So, we need to get our cats up and moving, and there’s no better way to coax out their natural instincts to stalk and chase prey than by engaging them with toys.
Types of Toys for Fun and Games
A wand toy can be as simple as a stick with a thin piece of fabric or soft ribbon tied to it. You can wave, twitch, flutter and circle the wand around randomly so that the ribbon moves enticingly like an insect or bird or other prey. A key added benefit of the wand toy is that it lets you keep some distance between your cat’s claws and your skin.

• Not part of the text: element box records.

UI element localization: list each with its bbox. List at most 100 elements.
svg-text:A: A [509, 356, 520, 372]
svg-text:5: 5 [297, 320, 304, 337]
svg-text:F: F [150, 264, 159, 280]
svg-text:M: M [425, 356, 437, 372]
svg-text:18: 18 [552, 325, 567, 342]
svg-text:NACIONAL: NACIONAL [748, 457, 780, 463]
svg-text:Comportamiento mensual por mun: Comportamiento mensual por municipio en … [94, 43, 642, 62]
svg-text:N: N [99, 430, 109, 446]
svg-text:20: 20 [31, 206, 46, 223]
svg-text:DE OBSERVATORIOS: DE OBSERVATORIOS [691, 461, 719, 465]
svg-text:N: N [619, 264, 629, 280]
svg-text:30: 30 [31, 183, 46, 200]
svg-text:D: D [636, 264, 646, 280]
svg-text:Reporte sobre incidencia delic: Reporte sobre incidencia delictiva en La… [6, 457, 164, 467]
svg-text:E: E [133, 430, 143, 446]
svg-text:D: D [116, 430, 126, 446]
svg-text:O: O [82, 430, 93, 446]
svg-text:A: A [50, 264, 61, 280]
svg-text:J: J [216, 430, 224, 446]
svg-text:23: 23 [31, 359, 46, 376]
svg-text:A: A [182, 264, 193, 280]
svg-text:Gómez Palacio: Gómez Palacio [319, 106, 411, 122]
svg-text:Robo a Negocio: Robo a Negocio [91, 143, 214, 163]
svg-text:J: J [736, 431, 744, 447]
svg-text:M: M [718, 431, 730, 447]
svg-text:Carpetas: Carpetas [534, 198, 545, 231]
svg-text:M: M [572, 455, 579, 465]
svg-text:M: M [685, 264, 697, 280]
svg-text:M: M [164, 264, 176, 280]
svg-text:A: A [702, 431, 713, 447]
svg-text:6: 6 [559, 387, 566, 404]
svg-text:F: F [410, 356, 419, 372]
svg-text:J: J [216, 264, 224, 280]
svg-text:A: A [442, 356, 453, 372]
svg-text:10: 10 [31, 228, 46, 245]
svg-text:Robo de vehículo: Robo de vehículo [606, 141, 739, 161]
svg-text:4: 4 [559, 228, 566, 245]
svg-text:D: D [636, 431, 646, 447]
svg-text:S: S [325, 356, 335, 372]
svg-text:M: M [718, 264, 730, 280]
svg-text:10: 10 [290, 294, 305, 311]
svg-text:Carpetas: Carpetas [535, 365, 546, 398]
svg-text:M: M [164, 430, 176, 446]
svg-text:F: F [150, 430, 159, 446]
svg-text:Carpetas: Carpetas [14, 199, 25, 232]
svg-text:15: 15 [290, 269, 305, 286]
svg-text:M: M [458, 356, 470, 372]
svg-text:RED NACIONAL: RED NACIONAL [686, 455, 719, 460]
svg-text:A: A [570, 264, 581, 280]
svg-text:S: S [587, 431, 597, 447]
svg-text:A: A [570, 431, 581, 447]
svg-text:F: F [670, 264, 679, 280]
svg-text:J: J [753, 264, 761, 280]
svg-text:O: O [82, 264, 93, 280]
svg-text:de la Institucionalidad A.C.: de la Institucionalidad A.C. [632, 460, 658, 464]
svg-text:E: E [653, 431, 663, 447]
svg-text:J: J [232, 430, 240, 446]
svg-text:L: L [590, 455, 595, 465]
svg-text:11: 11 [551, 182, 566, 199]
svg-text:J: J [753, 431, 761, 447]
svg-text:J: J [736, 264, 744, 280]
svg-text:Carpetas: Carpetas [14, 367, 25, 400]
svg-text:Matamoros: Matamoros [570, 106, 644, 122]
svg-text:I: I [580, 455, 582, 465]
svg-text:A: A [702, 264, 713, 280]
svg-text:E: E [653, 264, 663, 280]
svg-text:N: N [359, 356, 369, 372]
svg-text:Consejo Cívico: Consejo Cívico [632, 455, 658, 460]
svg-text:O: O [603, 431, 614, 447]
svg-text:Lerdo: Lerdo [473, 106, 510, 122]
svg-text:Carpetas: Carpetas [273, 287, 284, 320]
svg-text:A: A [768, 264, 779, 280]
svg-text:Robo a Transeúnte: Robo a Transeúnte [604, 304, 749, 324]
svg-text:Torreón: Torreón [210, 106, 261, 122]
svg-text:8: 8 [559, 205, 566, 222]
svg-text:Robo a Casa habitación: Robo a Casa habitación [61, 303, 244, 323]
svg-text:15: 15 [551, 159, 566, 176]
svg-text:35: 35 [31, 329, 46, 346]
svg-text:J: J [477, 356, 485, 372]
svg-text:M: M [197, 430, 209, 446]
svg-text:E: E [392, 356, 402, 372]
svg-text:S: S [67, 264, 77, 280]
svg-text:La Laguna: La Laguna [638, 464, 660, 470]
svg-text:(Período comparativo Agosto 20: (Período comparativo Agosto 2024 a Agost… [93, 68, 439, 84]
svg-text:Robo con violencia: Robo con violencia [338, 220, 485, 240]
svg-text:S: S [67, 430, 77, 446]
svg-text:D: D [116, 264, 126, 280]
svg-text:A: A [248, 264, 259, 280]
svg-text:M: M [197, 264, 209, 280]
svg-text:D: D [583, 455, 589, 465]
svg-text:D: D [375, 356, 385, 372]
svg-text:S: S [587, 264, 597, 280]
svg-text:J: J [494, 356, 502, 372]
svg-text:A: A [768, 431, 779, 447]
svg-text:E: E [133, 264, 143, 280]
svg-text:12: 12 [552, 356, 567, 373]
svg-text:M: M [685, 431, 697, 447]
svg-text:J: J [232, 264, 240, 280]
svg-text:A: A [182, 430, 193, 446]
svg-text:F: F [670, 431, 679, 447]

There are hundreds of variations of the wand toy, and most are relatively inexpensive. The wand itself can be wire, wood or plastic. Anything pliable but firm will do. Many objects can be attached to the wand to attract your cat’s attention: feathers, strings or small stuffed toys. These objects can be accented with bells or electronic noises, or with catnip scent or fur that smells good to your cat. Feathers from peacocks or other large birds can be used as wand toys themselves.
It’s best to put the wand toy away after playtime for three reasons:
- This toy should be available to your cat only when you’re playing with her, so you can build on your relationship with her.
- When you put the toy away after a play session, it’s a good idea to make sure it’s still safe. Watch for pieces of string or other components that might fall off the toy and get swallowed by your cat. If you notice any loose toy parts, it’s probably time to retire the old toy and get a new one.
- How many times have you seen mice or birds just hanging around a cat? By putting the toy away after playtime, it remains attractive and interesting when you begin the next play session.
Some wand toys you might like to try:
- The Cat Dancer®
- Da Bird
- “Fishing pole” type toys
- Peacock feathers from a craft store
Balls are also very attractive to many cats. Their movement along the floor mimics the movement of scampering mice or other prey animals, which will entice cats to chase. You can insert treats or catnip into some balls to make playing with them more rewarding and exciting for your cat. Other balls have bells or other small objects inside them that make noise to attract your cat’s attention. The only downside to ball toys is that they often end up under the couch or other furniture!